In darker days like these, when the screams, the tantrums and the safety helmets are close by, I wonder whether you will change your mind about our boy’s potential. I pray you won’t. You have this abounding faith in him that I envy, even in my doubts. You hear him mimic Nemo, and you think it means he feels lost. He hits his head and stomps, and you assume he doesn’t like our topic of conversation. He flaps his socks in the general direction of a tree, and you explain it’s because that tree reminds him of one he used to see before we moved here. Before all of this. When we still thought we were a normal family.

You know how kids stand against the wall for a height measurement, and then want to do it again the very next day? It never fails. They always think they are taller than yesterday. Every time. It could be the shoes, or the angle of the pencil, but they will claim a new centimeter.

This, I would wager, is how that particularly difficult person sees him right now (and you know of whom I speak). And if I am honest with myself, this is how I see you when I let my guard down. The realists (don’t dare call us “pessimists”) surrounding our boy bite our tongues and hang our heads. We see the wall and sigh, for all the pencil marks show up in the same vicinity.

It’s not that we doubt you. We just know how unreliable measurements can be.

Especially when those measurements concern him. A hundred times over, we have watched him progress and then regress, charge and then fall back, climb and then slide down. And so we hesitate to “go all in” on his progress.

But this is supposed to be about you, not us. About how you seem like you’re in denial sometimes. About how you need a teaspoon of tweaked expectations. About how we, the “properly adjusted” ones, are concerned that you are setting yourself–and all of us–up for further disappointment. Because let me tell you something, my love: belief is not as easy for all of us as it appears to be for you. Some days, it feels impossible. The truth is, many skeptics actually want faith. They would believe if only they could conjure up the courage. And on bad days, even after all the lessons I’ve learned being his father and your mate, I still feel a coward.

Forgive me. Forgive me.

You married the man who babbled, “I do believe. Help my unbelief.”

And that is why I need you. That is why we all need you. You are not the child with her heels against the wall; you are the loud cheerleading grownup. You swoop in and holler, “you HAVE grown!” We need you because you are well aware of the padded socks and the angle of the pencil, and yet you still see progress. We need you because, at the end of the day, you are exactly right: the child is taller today, if only by a hair.

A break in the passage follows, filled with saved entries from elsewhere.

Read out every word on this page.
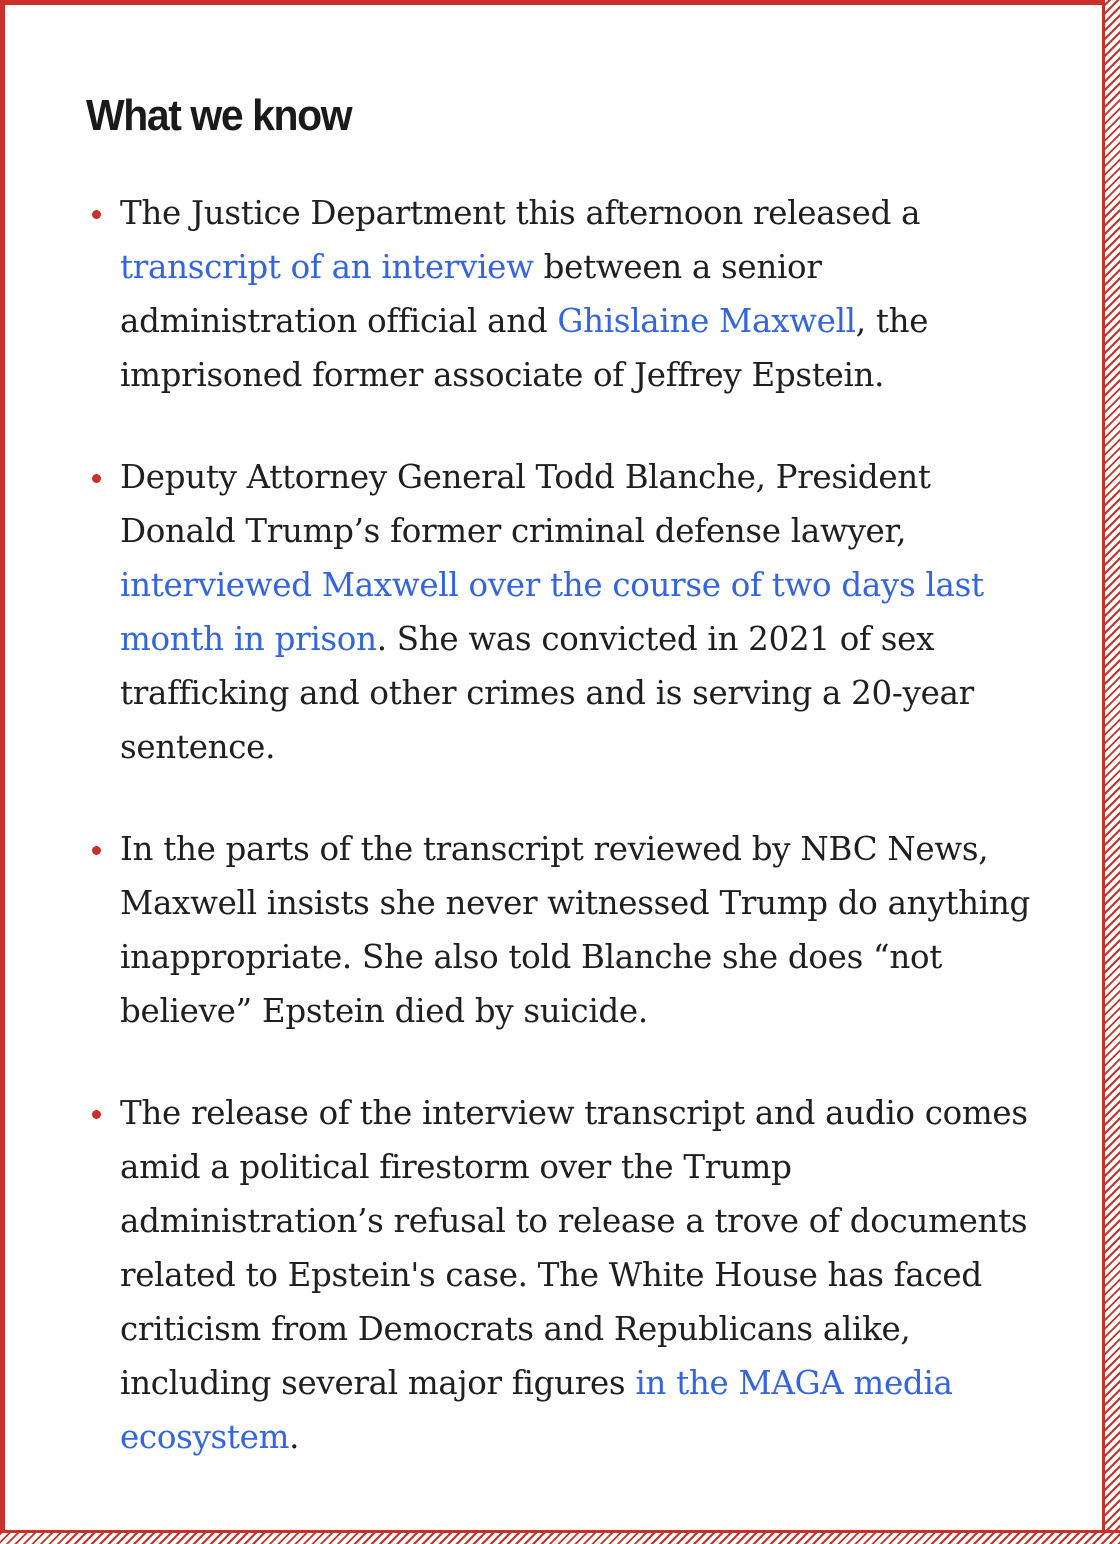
What we know
The Justice Department this afternoon released a transcript of an interview between a senior administration official and Ghislaine Maxwell, the imprisoned former associate of Jeffrey Epstein.
Deputy Attorney General Todd Blanche, President Donald Trump’s former criminal defense lawyer, interviewed Maxwell over the course of two days last month in prison. She was convicted in 2021 of sex trafficking and other crimes and is serving a 20-year sentence.
In the parts of the transcript reviewed by NBC News, Maxwell insists she never witnessed Trump do anything inappropriate. She also told Blanche she does “not believe” Epstein died by suicide.
The release of the interview transcript and audio comes amid a political firestorm over the Trump administration’s refusal to release a trove of documents related to Epstein's case. The White House has faced criticism from Democrats and Republicans alike, including several major figures in the MAGA media ecosystem.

My dear Lady, I am sorry I have trouble seeing in tiny increments. I read stories aloud but I miss “the little words,” as you are fond of saying. The forest is clear, but trees are all a blur. And I want to see them. I need you to keep pushing until I do see them. Until I live and love like Paul prescribed: hoping and believing all things. Because that kind of love, he assures me, never fails.

Give me time. Give all of us time.

I am only a couple of steps behind you now. I know the tantrums will subside. The safety helmet will return to attic storage. Our boy will grow. He is growing.

And before long, everyone will celebrate that fact.

Because even the “realists” around you, in our deepest places, understand that your way of seeing is not only nobler than ours, but lovelier and wiser as well.